According to official data from the Pakistan Petroleum Information Service, the country has 19 sedimentary basins covering around 827,000 square kilometres. Of this, nearly 66% area remains under-explored, highlighting the sector’s long-term potential despite regulatory challenges.

Pakistan currently produces around 70,000 barrels per day of crude oil and over 3.2 billion cubic feet per day of natural gas, according to recent government statistics. Domestic output meets only a fraction of demand, forcing the country to import significant volumes of crude oil, refined petroleum products and liquefied natural gas.

The Pakistan Bureau of Statistics reported that petroleum group imports stood above $17 billion in the last fiscal year, making energy one of the largest contributors to the import bill. Volatile global oil prices and currency depreciation have widened the current account deficit in recent years.

Industry analysts say strict regulatory enforcement could improve compliance and investor confidence if applied transparently. However, frequent legal disputes and policy uncertainty have also slowed exploration activity.

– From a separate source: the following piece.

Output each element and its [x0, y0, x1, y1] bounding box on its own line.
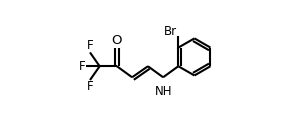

Over the past decade, several international exploration companies have either reduced exposure or exited Pakistan, citing security concerns, pricing disputes and circular debt in the gas sector. At the same time, the government has introduced revised petroleum policies to attract fresh investment and boost domestic production.

The 2012 and 2024 petroleum policies offered improved pricing formulas and enhanced security arrangements to encourage drilling in frontier regions. Officials have repeatedly stated that increasing indigenous output is critical to reducing reliance on costly imports.

The latest DGPC action signals tighter oversight at a time when Pakistan seeks to enhance governance in the energy sector under broader economic reform commitments. The country is working under an International Monetary Fund programme that emphasises structural reforms, including energy sector transparency and loss reduction.